I'm up, doing my 6am routine. I slept horrible last night, but I'm downing my cowboy coffee and trying not to be crabby....still, it's a little early to tell, the kids are still in bed... :)
I'm having a really hard time with Ricker's timeline. I'll wait if God wants me to, but it might take me a while to get my attitude in check. I know there are so many parents that never get to bring their babies home from the hospital. Parents that have chronically ill children. I should be so lucky to have a child with a temporary condition.....but the truth is, it's hard in my situation too. We've been home for six months now. 6 months of people in our home 16 hours a day. 6 months of ordering supplies, 6 months of inhome therapies and appointments, 6 months of not being able to leave my house between the hours of 4-7pm....and we're only half way through. "The only way out is through." Ahhh, I love that quote.
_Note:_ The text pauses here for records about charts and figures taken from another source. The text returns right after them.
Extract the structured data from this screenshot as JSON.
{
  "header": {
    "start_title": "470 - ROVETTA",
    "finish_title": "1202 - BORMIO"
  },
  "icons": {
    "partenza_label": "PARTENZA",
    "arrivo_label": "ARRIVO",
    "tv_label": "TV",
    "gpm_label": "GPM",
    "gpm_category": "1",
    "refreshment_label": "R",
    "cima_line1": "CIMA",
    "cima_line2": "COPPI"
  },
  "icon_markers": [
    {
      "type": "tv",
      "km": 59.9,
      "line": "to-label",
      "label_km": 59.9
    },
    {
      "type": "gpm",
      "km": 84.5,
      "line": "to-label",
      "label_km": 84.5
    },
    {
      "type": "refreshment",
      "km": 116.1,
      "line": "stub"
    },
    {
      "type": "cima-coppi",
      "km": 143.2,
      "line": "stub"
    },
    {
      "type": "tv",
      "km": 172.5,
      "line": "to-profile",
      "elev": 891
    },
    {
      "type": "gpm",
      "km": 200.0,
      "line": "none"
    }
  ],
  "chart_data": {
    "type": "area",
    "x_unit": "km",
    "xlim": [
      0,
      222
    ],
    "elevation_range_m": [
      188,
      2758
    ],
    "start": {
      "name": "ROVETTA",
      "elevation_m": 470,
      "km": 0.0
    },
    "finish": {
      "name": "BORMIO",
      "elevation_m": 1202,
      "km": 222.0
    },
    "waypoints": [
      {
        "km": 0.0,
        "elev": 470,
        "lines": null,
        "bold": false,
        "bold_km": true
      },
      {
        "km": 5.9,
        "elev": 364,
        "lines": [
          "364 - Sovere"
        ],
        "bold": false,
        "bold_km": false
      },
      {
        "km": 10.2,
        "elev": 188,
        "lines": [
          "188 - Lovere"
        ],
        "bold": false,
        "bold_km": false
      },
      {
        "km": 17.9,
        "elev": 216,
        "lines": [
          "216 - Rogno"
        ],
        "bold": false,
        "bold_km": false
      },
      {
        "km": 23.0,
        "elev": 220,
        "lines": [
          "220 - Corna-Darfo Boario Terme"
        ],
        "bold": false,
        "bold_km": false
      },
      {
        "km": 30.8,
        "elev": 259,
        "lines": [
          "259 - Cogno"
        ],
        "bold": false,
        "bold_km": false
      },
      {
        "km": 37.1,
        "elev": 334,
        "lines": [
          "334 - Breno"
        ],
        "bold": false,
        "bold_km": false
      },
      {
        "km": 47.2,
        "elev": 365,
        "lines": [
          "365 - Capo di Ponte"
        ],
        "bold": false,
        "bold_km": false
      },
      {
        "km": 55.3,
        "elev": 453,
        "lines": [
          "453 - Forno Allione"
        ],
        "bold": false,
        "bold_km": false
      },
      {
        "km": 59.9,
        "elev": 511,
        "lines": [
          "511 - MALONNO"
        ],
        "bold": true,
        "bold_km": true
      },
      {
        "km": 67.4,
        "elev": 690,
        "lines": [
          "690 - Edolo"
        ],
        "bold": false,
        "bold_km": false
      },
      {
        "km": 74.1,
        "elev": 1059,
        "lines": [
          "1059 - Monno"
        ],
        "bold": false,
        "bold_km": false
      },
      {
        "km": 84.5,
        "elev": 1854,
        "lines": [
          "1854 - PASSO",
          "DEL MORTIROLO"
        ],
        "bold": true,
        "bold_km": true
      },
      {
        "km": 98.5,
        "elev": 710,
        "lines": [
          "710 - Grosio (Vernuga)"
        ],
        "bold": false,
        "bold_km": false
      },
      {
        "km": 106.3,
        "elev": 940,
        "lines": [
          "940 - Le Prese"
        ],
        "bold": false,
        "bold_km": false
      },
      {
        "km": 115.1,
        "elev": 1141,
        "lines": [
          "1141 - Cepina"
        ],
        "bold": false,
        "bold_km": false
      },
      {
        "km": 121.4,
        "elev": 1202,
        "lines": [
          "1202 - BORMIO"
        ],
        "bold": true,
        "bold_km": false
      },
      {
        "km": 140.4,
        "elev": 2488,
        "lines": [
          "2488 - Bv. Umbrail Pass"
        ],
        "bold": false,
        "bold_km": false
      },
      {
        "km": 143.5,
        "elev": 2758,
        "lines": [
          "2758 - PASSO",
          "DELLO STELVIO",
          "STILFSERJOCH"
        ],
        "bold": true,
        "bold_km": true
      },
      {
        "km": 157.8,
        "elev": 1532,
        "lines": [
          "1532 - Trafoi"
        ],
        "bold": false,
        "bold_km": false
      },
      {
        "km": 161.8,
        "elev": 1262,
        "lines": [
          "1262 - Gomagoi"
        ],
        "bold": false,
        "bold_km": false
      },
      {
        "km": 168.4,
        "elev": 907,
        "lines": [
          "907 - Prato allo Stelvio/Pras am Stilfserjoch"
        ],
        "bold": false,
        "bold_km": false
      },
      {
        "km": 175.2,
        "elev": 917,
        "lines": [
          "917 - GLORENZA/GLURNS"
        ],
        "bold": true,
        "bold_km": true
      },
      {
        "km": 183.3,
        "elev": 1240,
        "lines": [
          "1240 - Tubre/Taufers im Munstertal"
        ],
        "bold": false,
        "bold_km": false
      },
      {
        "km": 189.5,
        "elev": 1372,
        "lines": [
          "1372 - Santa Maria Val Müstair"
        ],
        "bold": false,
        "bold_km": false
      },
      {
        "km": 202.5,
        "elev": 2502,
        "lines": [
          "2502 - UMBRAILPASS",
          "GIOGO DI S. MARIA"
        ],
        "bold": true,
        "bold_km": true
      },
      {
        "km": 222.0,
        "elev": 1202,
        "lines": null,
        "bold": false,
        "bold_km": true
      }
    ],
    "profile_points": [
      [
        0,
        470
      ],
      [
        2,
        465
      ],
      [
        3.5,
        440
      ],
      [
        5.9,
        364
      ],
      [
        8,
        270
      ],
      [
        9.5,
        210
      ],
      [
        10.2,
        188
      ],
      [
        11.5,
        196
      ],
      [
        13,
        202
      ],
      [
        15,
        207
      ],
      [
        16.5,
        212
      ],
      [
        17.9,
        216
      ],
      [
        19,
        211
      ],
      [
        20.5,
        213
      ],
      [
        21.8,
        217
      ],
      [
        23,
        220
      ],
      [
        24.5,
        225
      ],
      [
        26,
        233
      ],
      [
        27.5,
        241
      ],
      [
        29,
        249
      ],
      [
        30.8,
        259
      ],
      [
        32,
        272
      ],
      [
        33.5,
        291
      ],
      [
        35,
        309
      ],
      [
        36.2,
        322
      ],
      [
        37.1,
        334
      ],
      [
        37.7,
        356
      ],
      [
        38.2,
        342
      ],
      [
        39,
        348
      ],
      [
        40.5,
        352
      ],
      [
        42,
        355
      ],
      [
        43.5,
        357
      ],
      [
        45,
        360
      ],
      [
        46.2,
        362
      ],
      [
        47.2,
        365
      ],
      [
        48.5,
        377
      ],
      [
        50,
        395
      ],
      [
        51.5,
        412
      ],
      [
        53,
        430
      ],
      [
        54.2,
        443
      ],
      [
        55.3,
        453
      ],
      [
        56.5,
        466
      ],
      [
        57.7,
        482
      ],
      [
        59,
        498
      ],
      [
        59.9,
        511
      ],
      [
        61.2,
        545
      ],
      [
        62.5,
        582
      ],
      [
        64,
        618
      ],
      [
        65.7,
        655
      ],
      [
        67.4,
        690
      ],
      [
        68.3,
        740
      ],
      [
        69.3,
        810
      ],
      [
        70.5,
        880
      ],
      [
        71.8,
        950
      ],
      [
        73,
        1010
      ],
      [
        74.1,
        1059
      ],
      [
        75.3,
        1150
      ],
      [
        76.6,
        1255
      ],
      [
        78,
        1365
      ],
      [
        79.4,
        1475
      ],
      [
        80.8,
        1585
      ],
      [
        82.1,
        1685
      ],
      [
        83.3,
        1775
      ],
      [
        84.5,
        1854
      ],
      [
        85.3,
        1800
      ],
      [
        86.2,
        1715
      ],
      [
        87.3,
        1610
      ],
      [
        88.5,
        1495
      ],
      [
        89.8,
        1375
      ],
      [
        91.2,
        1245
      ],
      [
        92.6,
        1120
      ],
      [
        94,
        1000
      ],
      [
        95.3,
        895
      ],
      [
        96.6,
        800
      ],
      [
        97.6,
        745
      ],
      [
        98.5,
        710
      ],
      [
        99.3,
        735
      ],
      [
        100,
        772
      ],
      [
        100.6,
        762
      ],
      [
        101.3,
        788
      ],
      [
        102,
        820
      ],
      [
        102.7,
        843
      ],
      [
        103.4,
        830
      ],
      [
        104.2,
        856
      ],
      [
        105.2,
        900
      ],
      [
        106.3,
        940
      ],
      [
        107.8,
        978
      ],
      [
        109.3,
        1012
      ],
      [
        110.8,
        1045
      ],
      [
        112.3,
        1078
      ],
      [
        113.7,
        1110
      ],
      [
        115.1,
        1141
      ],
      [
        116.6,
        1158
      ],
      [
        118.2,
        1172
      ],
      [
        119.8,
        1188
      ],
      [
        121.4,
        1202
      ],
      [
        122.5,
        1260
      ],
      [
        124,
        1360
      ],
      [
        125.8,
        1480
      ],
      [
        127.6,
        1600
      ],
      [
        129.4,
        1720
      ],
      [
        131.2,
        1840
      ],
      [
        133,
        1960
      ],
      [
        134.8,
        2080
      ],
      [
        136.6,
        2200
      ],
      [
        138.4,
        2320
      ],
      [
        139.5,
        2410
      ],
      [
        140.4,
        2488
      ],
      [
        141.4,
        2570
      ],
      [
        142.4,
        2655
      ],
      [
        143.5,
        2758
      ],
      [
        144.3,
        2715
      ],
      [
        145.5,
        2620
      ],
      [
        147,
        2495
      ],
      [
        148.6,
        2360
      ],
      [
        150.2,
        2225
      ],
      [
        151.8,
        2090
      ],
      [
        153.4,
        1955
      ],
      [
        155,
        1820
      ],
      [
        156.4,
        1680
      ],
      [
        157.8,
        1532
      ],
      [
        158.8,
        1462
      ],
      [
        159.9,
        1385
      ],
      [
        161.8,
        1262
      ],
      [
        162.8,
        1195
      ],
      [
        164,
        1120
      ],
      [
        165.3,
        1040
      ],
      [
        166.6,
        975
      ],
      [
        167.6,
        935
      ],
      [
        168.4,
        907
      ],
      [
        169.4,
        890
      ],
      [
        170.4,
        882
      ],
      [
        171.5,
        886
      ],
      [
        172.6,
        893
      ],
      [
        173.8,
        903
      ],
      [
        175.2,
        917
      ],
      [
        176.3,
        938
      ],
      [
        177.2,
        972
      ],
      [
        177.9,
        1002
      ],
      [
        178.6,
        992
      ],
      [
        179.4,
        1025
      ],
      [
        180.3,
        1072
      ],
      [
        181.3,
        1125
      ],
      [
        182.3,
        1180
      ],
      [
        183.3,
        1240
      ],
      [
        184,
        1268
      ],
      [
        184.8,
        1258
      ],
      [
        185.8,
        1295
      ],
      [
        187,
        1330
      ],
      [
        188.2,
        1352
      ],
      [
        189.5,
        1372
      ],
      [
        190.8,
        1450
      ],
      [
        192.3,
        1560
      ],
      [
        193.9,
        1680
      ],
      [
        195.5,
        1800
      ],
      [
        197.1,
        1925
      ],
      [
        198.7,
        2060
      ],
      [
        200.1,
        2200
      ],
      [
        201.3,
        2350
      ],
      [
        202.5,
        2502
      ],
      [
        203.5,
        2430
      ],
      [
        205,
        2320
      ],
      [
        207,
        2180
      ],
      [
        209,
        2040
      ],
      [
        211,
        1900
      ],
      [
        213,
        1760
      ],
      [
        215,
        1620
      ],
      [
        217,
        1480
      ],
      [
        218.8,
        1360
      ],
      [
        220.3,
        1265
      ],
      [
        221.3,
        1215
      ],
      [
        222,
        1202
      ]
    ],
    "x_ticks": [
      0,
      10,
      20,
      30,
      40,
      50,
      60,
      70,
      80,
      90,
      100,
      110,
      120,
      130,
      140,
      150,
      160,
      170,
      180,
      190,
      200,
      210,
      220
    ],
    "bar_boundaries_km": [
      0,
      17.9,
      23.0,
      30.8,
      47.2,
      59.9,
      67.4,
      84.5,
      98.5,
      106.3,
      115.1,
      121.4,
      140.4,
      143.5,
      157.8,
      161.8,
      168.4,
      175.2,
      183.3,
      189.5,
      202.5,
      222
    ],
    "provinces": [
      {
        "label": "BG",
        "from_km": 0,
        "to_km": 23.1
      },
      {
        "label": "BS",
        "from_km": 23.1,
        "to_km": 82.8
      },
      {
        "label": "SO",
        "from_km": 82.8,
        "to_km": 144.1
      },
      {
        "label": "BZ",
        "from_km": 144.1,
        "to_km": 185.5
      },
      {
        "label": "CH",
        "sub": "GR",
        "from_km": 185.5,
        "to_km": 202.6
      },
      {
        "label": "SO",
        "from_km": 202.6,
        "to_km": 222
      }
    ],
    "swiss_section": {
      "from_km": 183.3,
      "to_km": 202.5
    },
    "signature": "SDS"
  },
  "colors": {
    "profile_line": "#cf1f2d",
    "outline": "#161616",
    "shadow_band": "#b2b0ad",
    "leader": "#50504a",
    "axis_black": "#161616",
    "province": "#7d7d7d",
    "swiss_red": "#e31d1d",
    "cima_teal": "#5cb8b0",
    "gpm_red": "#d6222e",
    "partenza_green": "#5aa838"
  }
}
To add to my frustrations, I've been having these dreams.....
Wonderful Dream #1: *We're sitting in Ricker's office. RN Denise and RN La Donna are with me. We're taking out Joel's trach. One of them is videotaping, and we're so happy that we're all laughing and crying. And when they take out his trach, he cries, the most beautiful cry I've ever heard. Different from the passy-muir sound....and I look.....and I can see the back of his neck, for the very first time.* I'm crying right now thinking about it.....and I'm not sure if it's because I'm happy we'll get to that moment or sad that I'm forced to wait.
Wonderful Dream #2: *More of a daydream....I sit in my room, looking over at the wall, thinking of how we'll incorporate a crib into our furniture placement. What wall hangings from his room we'll bring in to ours. How I'll (FINALLY) get to decorate our family room....what kind of a firepit ritual we'll do with a few of his medical supplies. How I'll be able to check on him sleeping, just two feet away from me.
Wonderful Dream #3: This one's a daydream too. Walking downstairs for a drink in my underwear.